The platelet-derived growth factor receptor and c-kit (the stem cell factor receptor) are tyrosine kinase-containing members of the growth factor family of receptors that are ubiquitinated in response to their cognate ligands(48, 49) . In the case of platelet-derived growth factor receptor, mutation of autophosphorylation sites correlates with decreased ligand-dependent ubiquitination(50) , and for c-kit, the tyrosine kinase inhibitor genestein results in decreased ligand-dependent ubiquitination(49) . Several other mammalian transmembrane receptors that either signal by coupling to tyrosine kinase activation (51) or that contain intrinsic tyrosine kinase activity (52) are ubiquitinated in an occupancy-dependent manner. Taken together with our findings, these observations suggest that tyrosine phosphorylation likely plays an important role in ligand-dependent ubiquitination of a number of mammalian transmembrane receptors.
One means by which receptor ubiquitination might occur in response to tyrosine kinase activation is by the phosphorylation of E2/E3 enzymes with resultant changes in their associations and/or activities. In fact, in one case, the in vitro tyrosine phosphorylation of an E2 was found to correlate with enhanced ubiquitination(53) . Alternatively, receptors might be ubiquitinated by E2/E3 enzymes that contain sites that bind phosphotyrosine, such as is seen with SH2 domains, although no enzymes fitting this description have thus far been identified.
The function of ubiquitination in the biology of transmembrane receptors remains to be elucidated. It has generally been assumed that transmembrane receptors are degraded in lysosomes. However, to be exposed to lysosomal proteases, intracytosolic receptor domains would first need to be engulfed in autophagocytic vesicles. Alternatively, the intracytosolic domains of receptors could be degraded, at least in part, in a ubiquitin-dependent fashion in the 26 S proteasome. This could be viewed as a protective mechanism, insuring the degradation of the signaling domains of activated receptors. Although results obtained with the platelet-derived growth factor receptor are suggestive(50) , for no transmembrane receptor has a causal relationship between ligand-induced ubiquitination and proteasomal degradation been established. The recent finding of herbimycin A-induced ubiquitination and proteasomal degradation of the insulin-like growth factor receptor, while not addressing the issue of ligand-dependent ubiquitination, demonstrates that transmembrane receptors may, in fact, be degraded by proteasomes (54) .

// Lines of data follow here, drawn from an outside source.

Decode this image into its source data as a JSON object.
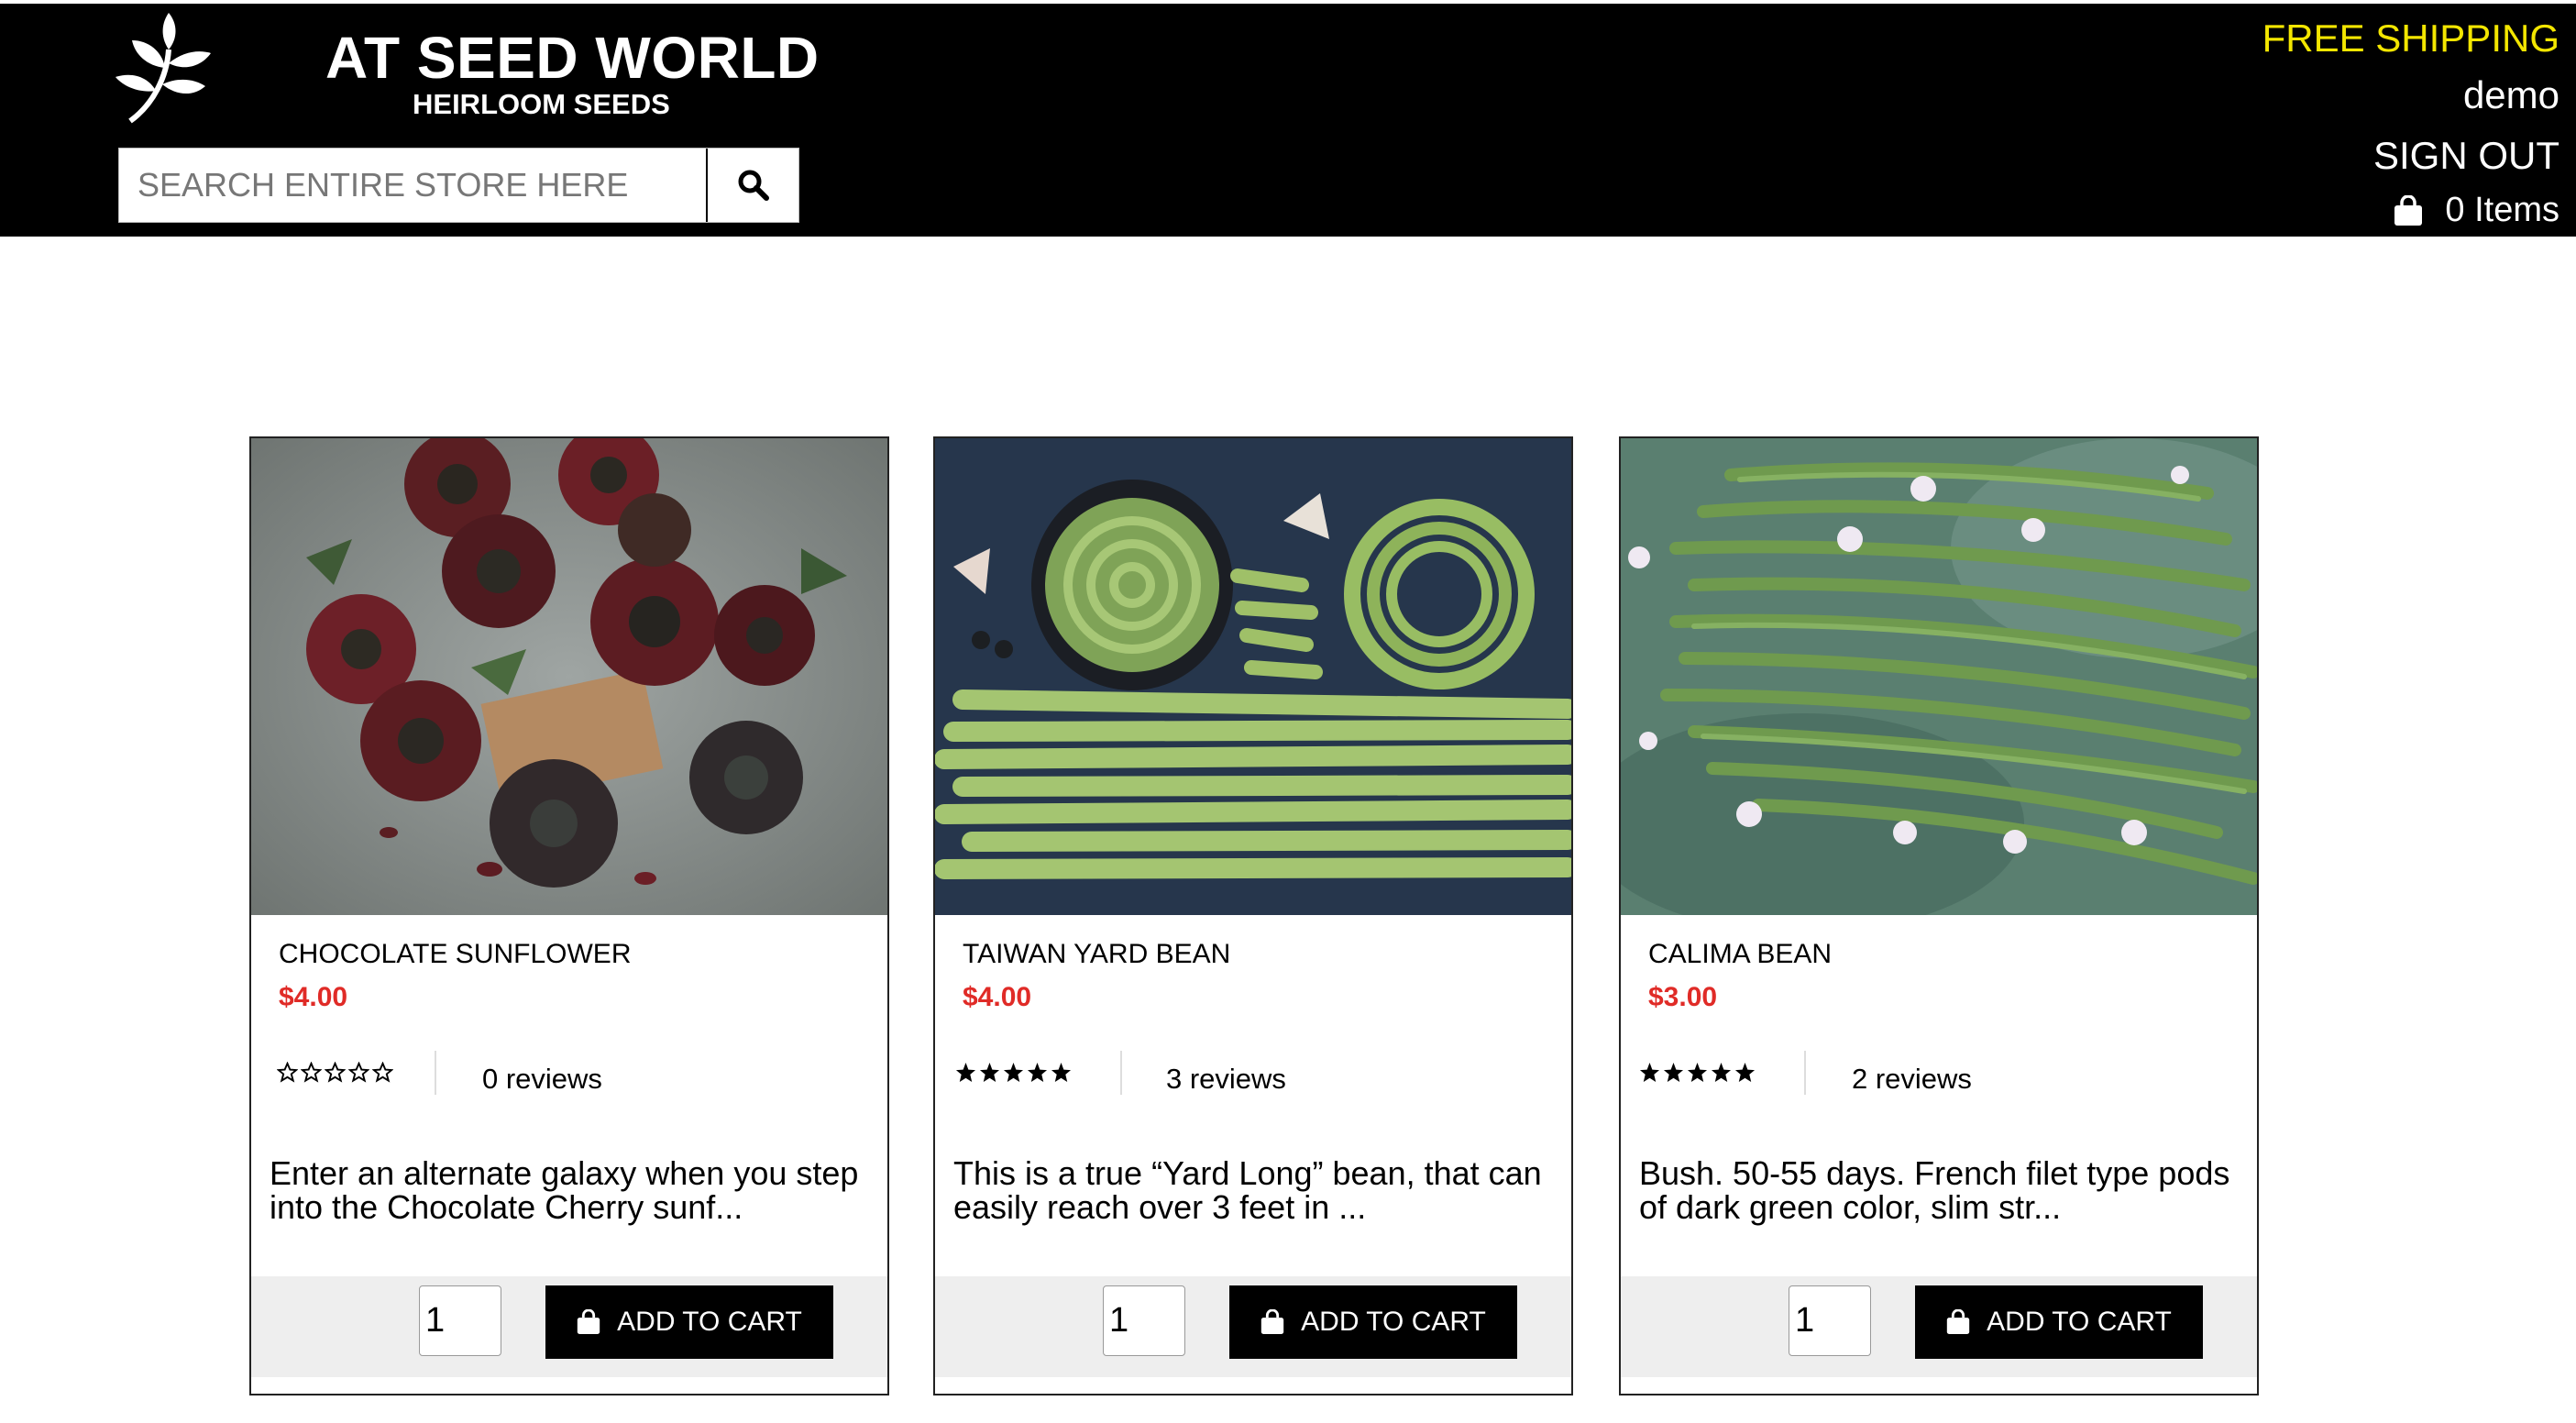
{
  "header": {
    "brand_title": "AT SEED WORLD",
    "brand_subtitle": "HEIRLOOM SEEDS",
    "logo_icon": "leaf-branch-icon",
    "search_placeholder": "SEARCH ENTIRE STORE HERE",
    "search_icon": "search-icon",
    "free_shipping": "FREE SHIPPING",
    "username": "demo",
    "sign_out": "SIGN OUT",
    "cart_icon": "shopping-bag-icon",
    "cart_count": "0 Items"
  },
  "colors": {
    "topbar_bg": "#000000",
    "free_shipping": "#f3e600",
    "price": "#e02b27",
    "button_bg": "#000000",
    "card_footer_bg": "#eeeeee"
  },
  "products": [
    {
      "name": "CHOCOLATE SUNFLOWER",
      "price": "$4.00",
      "rating": 0,
      "reviews": "0 reviews",
      "description": "Enter an alternate galaxy when you step into the Chocolate Cherry sunf...",
      "qty": "1",
      "add_to_cart": "ADD TO CART"
    },
    {
      "name": "TAIWAN YARD BEAN",
      "price": "$4.00",
      "rating": 5,
      "reviews": "3 reviews",
      "description": "This is a true “Yard Long” bean, that can easily reach over 3 feet in ...",
      "qty": "1",
      "add_to_cart": "ADD TO CART"
    },
    {
      "name": "CALIMA BEAN",
      "price": "$3.00",
      "rating": 5,
      "reviews": "2 reviews",
      "description": "Bush. 50-55 days. French filet type pods of dark green color, slim str...",
      "qty": "1",
      "add_to_cart": "ADD TO CART"
    }
  ]
}
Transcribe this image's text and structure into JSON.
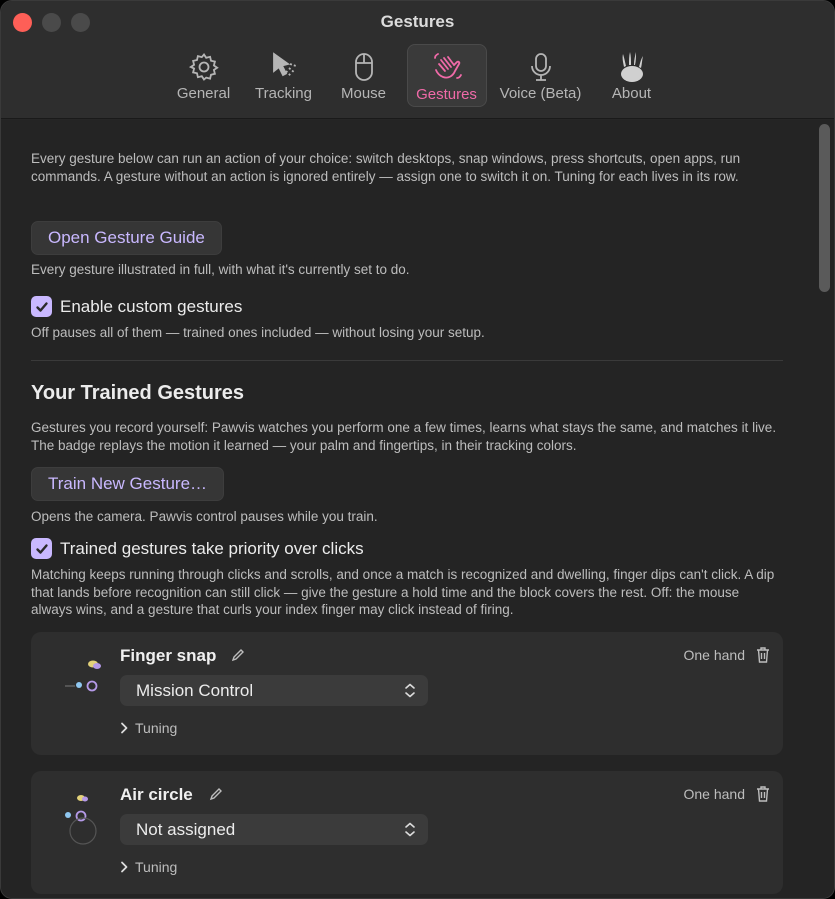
{
  "window": {
    "title": "Gestures"
  },
  "tabs": [
    {
      "id": "general",
      "label": "General",
      "icon": "gear-icon"
    },
    {
      "id": "tracking",
      "label": "Tracking",
      "icon": "cursor-arrows-icon"
    },
    {
      "id": "mouse",
      "label": "Mouse",
      "icon": "mouse-icon"
    },
    {
      "id": "gestures",
      "label": "Gestures",
      "icon": "waving-hand-icon",
      "active": true
    },
    {
      "id": "voice",
      "label": "Voice (Beta)",
      "icon": "microphone-icon"
    },
    {
      "id": "about",
      "label": "About",
      "icon": "paw-icon"
    }
  ],
  "intro": {
    "text": "Every gesture below can run an action of your choice: switch desktops, snap windows, press shortcuts, open apps, run commands. A gesture without an action is ignored entirely — assign one to switch it on. Tuning for each lives in its row.",
    "guide_button": "Open Gesture Guide",
    "guide_caption": "Every gesture illustrated in full, with what it's currently set to do."
  },
  "enable_custom": {
    "label": "Enable custom gestures",
    "checked": true,
    "caption": "Off pauses all of them — trained ones included — without losing your setup."
  },
  "trained": {
    "heading": "Your Trained Gestures",
    "text": "Gestures you record yourself: Pawvis watches you perform one a few times, learns what stays the same, and matches it live. The badge replays the motion it learned — your palm and fingertips, in their tracking colors.",
    "train_button": "Train New Gesture…",
    "train_caption": "Opens the camera. Pawvis control pauses while you train."
  },
  "priority": {
    "label": "Trained gestures take priority over clicks",
    "checked": true,
    "caption": "Matching keeps running through clicks and scrolls, and once a match is recognized and dwelling, finger dips can't click. A dip that lands before recognition can still click — give the gesture a hold time and the block covers the rest. Off: the mouse always wins, and a gesture that curls your index finger may click instead of firing."
  },
  "gestures": [
    {
      "name": "Finger snap",
      "scope": "One hand",
      "action": "Mission Control",
      "tuning": "Tuning"
    },
    {
      "name": "Air circle",
      "scope": "One hand",
      "action": "Not assigned",
      "tuning": "Tuning"
    }
  ],
  "colors": {
    "accent": "#c9b8ff",
    "active_tab": "#f06aa8"
  }
}
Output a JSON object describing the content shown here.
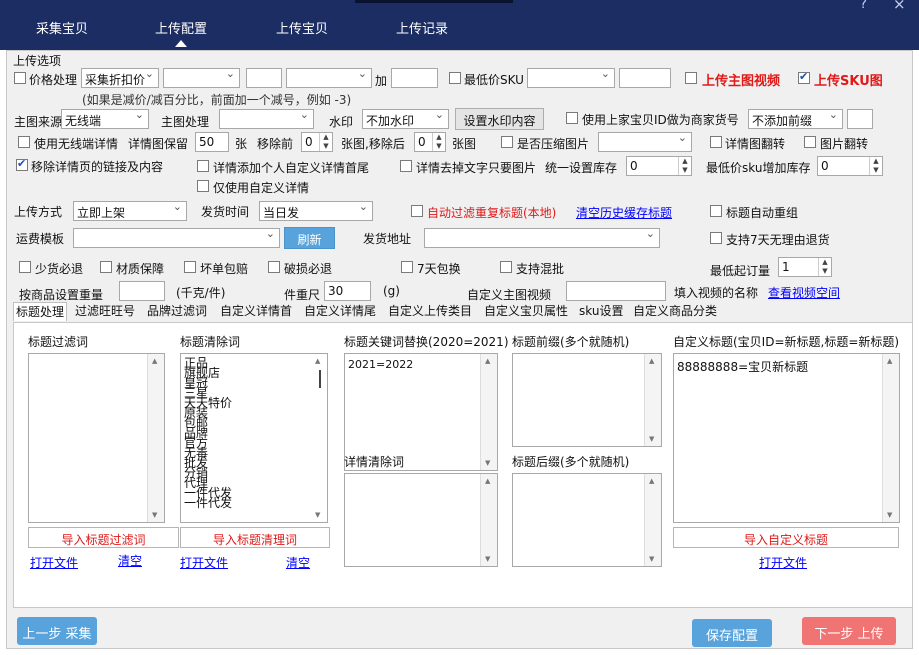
{
  "nav": {
    "tabs": [
      "采集宝贝",
      "上传配置",
      "上传宝贝",
      "上传记录"
    ],
    "window_controls": [
      "?",
      "×"
    ]
  },
  "options": {
    "section_title": "上传选项",
    "price_processing": "价格处理",
    "price_mode": "采集折扣价",
    "price_add_label": "加",
    "lowest_sku": "最低价SKU",
    "upload_main_video": "上传主图视频",
    "upload_sku_image": "上传SKU图",
    "price_hint": "(如果是减价/减百分比，前面加一个减号，例如 -3)",
    "main_img_source_label": "主图来源",
    "main_img_source": "无线端",
    "main_img_process_label": "主图处理",
    "watermark_label": "水印",
    "watermark": "不加水印",
    "watermark_button": "设置水印内容",
    "use_prev_id": "使用上家宝贝ID做为商家货号",
    "prefix_select": "不添加前缀",
    "use_wireless_detail": "使用无线端详情",
    "detail_keep_label": "详情图保留",
    "detail_keep_value": "50",
    "detail_keep_unit": "张",
    "remove_before_label": "移除前",
    "remove_before_value": "0",
    "remove_after_label": "张图,移除后",
    "remove_after_value": "0",
    "remove_after_unit": "张图",
    "compress": "是否压缩图片",
    "detail_flip": "详情图翻转",
    "image_flip": "图片翻转",
    "remove_links": "移除详情页的链接及内容",
    "add_custom_head_tail": "详情添加个人自定义详情首尾",
    "remove_text_keep_img": "详情去掉文字只要图片",
    "unified_stock_label": "统一设置库存",
    "unified_stock_value": "0",
    "lowest_sku_stock_label": "最低价sku增加库存",
    "lowest_sku_stock_value": "0",
    "only_custom_detail": "仅使用自定义详情",
    "upload_mode_label": "上传方式",
    "upload_mode": "立即上架",
    "ship_time_label": "发货时间",
    "ship_time": "当日发",
    "auto_filter_dup_title": "自动过滤重复标题(本地)",
    "clear_history": "清空历史缓存标题",
    "auto_regroup_title": "标题自动重组",
    "freight_label": "运费模板",
    "refresh_button": "刷新",
    "ship_addr_label": "发货地址",
    "support_7day": "支持7天无理由退货",
    "svc_fake": "少货必退",
    "svc_material": "材质保障",
    "svc_broken_pay": "坏单包赔",
    "svc_broken_return": "破损必退",
    "svc_7day": "7天包换",
    "svc_mix": "支持混批",
    "min_order_label": "最低起订量",
    "min_order_value": "1",
    "weight_label": "按商品设置重量",
    "weight_unit": "(千克/件)",
    "piece_weight_label": "件重尺",
    "piece_weight_value": "30",
    "piece_weight_unit": "(g)",
    "custom_video_label": "自定义主图视频",
    "fill_video_name": "填入视频的名称",
    "view_video_space": "查看视频空间"
  },
  "subtabs": [
    "标题处理",
    "过滤旺旺号",
    "品牌过滤词",
    "自定义详情首",
    "自定义详情尾",
    "自定义上传类目",
    "自定义宝贝属性",
    "sku设置",
    "自定义商品分类"
  ],
  "title_panel": {
    "filter_words_label": "标题过滤词",
    "clear_words_label": "标题清除词",
    "clear_words": [
      "正品",
      "旗舰店",
      "皇冠",
      "三星",
      "天天特价",
      "原装",
      "包邮",
      "品牌",
      "官方",
      "无毒",
      "批发",
      "分销",
      "代理",
      "一件代发",
      "一件代发"
    ],
    "keyword_replace_label": "标题关键词替换(2020=2021)",
    "keyword_replace_value": "2021=2022",
    "prefix_label": "标题前缀(多个就随机)",
    "suffix_label": "标题后缀(多个就随机)",
    "detail_clear_label": "详情清除词",
    "custom_title_label": "自定义标题(宝贝ID=新标题,标题=新标题)",
    "custom_title_value": "88888888=宝贝新标题",
    "import_filter": "导入标题过滤词",
    "import_clear": "导入标题清理词",
    "import_custom": "导入自定义标题",
    "open_file": "打开文件",
    "clear": "清空"
  },
  "footer": {
    "prev": "上一步 采集",
    "save": "保存配置",
    "next": "下一步 上传"
  },
  "colors": {
    "nav_bg": "#1c2d63",
    "btn_blue": "#58a3db",
    "btn_red": "#f07474",
    "accent_red": "#e01919"
  }
}
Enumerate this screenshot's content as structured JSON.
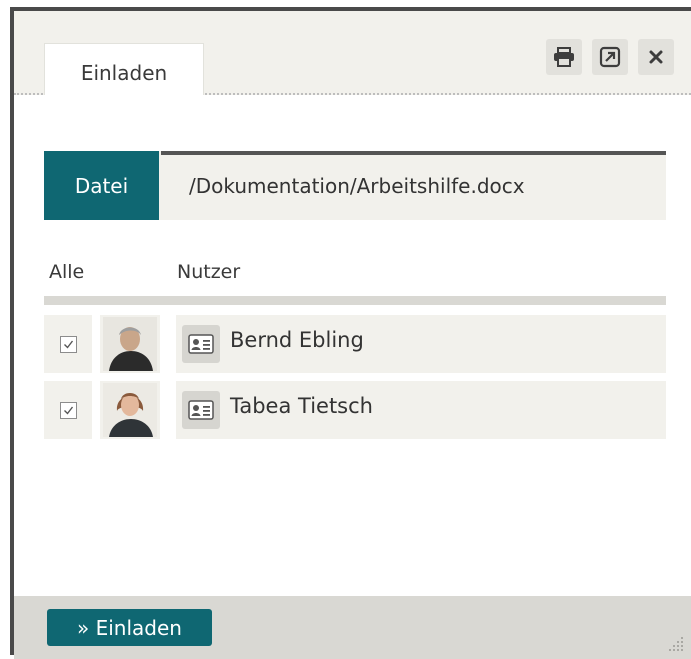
{
  "tab": {
    "label": "Einladen"
  },
  "header_buttons": [
    {
      "name": "print-icon",
      "tooltip": ""
    },
    {
      "name": "external-link-icon",
      "tooltip": ""
    },
    {
      "name": "close-icon",
      "tooltip": ""
    }
  ],
  "file": {
    "label": "Datei",
    "path": "/Dokumentation/Arbeitshilfe.docx"
  },
  "columns": {
    "all": "Alle",
    "user": "Nutzer"
  },
  "users": [
    {
      "name": "Bernd Ebling",
      "checked": true
    },
    {
      "name": "Tabea Tietsch",
      "checked": true
    }
  ],
  "footer": {
    "invite_label": "» Einladen"
  },
  "colors": {
    "accent": "#0f6772",
    "panel": "#f2f1ec",
    "footer": "#d9d8d3",
    "border": "#4a4a4a"
  }
}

Regardless of the fate of ubiquitinated receptors, the steric effects of ubiquitin moieties branching off of the intracytoplasmic tails of receptors would be expected to impact negatively on intracellular associations with signaling molecules and between receptors. For the TCR, Fyn, ZAP-70, and CD45 are among the TCR-associated proteins that could be affected by ubiquitination. Thus, whether or not ubiquitination is a major factor in ligand-dependent receptor degradation, it is likely that this modification represents a means of modulating the function of activated transmembrane receptors.